Syrian rebels could be armed by the UK in a fresh push to oust President Bashar Assad and end the bloodshed after David Cameron ordered officials to re-examine all options.
A Downing Street official said the Prime Minister wanted to put previously rejected measures "back on the table" amid frustration at the failure to halt the 20-month conflict.
Mr Cameron had vowed to redouble his efforts after visiting a refugee camp in Jordan and hearing "horrendous" stories of some of those who have fled the violence.
British diplomats are already set for talks with opposition military commanders as part of the renewed drive - which the premier said should be a top priority for newly-re-elected US president Barack Obama.
He insisted during a three-day Middle East tour that Britain has no plans at present to directly arm rebel forces, pointing out that it was prohibited under the terms of a European Union arms embargo.
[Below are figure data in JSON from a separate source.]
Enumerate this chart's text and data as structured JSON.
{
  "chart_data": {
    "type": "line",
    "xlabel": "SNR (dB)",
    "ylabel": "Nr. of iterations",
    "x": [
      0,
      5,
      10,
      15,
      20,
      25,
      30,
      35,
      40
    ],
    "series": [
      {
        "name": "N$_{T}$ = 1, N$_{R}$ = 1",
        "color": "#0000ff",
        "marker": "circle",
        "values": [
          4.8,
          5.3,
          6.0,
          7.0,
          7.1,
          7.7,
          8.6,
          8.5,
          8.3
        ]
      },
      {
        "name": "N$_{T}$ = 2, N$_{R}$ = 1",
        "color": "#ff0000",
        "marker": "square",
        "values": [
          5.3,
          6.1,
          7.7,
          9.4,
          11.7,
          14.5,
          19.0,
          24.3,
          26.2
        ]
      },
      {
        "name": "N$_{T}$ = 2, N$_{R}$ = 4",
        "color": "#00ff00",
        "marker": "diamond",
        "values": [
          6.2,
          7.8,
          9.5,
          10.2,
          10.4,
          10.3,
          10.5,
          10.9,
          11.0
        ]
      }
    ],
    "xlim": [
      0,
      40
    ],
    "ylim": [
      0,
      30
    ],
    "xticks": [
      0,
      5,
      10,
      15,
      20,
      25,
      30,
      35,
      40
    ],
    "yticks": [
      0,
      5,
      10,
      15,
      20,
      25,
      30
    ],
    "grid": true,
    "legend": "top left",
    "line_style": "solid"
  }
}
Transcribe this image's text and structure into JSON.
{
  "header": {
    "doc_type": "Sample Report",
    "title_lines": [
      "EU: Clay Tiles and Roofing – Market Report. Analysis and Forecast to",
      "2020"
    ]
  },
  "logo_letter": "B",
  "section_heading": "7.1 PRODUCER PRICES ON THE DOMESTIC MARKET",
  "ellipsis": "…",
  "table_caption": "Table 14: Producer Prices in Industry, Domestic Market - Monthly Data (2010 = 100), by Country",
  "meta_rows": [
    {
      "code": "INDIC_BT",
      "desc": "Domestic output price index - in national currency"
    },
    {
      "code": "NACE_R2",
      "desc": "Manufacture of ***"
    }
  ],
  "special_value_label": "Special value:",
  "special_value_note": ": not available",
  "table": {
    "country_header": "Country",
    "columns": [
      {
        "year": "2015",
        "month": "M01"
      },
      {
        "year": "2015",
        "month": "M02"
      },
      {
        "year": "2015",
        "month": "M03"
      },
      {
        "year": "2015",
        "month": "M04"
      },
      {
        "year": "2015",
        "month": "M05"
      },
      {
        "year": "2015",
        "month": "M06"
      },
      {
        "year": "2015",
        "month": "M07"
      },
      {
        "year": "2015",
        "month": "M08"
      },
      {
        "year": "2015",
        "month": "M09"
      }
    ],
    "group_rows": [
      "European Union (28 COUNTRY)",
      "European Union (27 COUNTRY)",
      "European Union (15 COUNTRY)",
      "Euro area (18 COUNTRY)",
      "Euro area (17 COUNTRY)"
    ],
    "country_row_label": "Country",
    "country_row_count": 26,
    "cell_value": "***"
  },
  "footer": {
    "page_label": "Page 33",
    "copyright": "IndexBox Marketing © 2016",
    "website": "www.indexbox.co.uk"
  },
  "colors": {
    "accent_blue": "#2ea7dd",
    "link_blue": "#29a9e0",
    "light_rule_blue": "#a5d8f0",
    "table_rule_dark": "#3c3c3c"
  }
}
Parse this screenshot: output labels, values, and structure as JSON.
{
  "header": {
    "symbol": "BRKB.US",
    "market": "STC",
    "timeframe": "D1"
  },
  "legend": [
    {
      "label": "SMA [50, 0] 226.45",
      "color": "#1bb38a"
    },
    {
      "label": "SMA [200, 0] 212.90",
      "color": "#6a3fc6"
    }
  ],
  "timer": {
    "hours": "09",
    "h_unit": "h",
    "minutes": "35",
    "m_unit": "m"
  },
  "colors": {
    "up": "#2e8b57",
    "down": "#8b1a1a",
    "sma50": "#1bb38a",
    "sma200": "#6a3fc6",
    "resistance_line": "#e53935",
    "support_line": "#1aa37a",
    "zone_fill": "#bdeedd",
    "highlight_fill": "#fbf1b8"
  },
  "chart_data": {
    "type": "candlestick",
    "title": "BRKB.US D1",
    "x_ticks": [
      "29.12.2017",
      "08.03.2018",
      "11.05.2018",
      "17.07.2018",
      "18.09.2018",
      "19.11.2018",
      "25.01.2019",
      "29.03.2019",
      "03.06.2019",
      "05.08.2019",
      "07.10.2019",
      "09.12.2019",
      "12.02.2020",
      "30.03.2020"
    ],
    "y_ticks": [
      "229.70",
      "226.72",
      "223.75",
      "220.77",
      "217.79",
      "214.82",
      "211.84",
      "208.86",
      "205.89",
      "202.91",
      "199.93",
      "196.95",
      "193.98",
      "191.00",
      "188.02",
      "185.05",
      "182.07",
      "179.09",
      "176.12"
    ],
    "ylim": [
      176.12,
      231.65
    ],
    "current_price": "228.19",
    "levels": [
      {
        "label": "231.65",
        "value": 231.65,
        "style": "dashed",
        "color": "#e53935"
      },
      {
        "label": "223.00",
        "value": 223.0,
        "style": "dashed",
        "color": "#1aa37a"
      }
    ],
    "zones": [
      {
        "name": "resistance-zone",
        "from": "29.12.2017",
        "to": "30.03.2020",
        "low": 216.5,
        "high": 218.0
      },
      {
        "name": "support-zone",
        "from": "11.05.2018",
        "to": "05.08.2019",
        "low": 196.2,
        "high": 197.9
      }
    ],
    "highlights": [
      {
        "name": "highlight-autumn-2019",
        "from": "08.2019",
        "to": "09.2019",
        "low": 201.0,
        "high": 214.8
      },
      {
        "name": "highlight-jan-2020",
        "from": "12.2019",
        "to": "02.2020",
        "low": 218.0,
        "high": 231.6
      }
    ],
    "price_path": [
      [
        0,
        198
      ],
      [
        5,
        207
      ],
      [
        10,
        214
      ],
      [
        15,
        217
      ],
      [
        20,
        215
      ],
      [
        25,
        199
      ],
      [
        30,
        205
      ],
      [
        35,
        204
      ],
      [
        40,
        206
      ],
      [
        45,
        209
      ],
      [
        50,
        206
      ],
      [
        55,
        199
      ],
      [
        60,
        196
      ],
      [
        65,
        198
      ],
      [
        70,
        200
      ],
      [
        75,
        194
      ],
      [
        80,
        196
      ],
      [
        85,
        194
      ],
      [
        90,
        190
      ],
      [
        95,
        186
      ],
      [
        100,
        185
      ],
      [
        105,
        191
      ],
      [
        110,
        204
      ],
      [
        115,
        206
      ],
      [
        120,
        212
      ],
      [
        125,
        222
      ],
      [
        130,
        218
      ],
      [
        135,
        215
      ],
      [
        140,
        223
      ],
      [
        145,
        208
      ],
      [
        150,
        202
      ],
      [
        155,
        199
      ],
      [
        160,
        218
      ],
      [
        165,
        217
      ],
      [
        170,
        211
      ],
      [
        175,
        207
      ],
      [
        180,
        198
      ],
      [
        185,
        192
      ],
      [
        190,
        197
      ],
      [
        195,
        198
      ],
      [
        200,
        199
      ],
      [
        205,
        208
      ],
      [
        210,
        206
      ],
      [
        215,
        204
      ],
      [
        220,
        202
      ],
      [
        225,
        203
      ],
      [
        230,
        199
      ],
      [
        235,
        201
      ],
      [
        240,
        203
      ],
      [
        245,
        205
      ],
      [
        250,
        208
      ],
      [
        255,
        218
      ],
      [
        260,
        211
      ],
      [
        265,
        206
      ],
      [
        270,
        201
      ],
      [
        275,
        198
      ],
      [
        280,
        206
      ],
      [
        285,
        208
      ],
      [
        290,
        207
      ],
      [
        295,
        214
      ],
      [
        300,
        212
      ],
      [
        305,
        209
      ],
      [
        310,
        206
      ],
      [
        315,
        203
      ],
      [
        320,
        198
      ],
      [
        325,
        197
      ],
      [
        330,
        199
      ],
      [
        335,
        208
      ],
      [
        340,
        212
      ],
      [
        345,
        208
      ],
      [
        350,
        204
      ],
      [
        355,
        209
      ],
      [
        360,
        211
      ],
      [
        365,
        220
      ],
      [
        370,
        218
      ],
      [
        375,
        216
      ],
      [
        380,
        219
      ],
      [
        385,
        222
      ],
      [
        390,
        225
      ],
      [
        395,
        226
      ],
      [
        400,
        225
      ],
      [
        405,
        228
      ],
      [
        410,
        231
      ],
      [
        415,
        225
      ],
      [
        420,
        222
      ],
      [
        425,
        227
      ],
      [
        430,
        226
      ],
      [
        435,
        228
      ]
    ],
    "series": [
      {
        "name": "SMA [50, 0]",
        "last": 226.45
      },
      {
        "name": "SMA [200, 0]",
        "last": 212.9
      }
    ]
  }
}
Whitehall officials are said however to be considering whether it could be justified under United Nations resolutions and sounding out potential support within Europe for amending the current restrictions.
Other possibile new approaches are the creation of United Nations-enforced "safe zones" within Syria's own borders for refugees - a move being urged on the UN by neighbouring Turkey.
Meanwhile, Mr Assad says he will "live and die" in Syria. His comments come two days after Mr Cameron suggested that Mr Assad could be allowed safe passage out of the country if that would guarantee an end to the civil war.
Mr Assad, who spoke in English with Russia Today TV, says he is not a puppet of the West. He says: "I am Syrian, made in Syria, and I will live and die in Syria."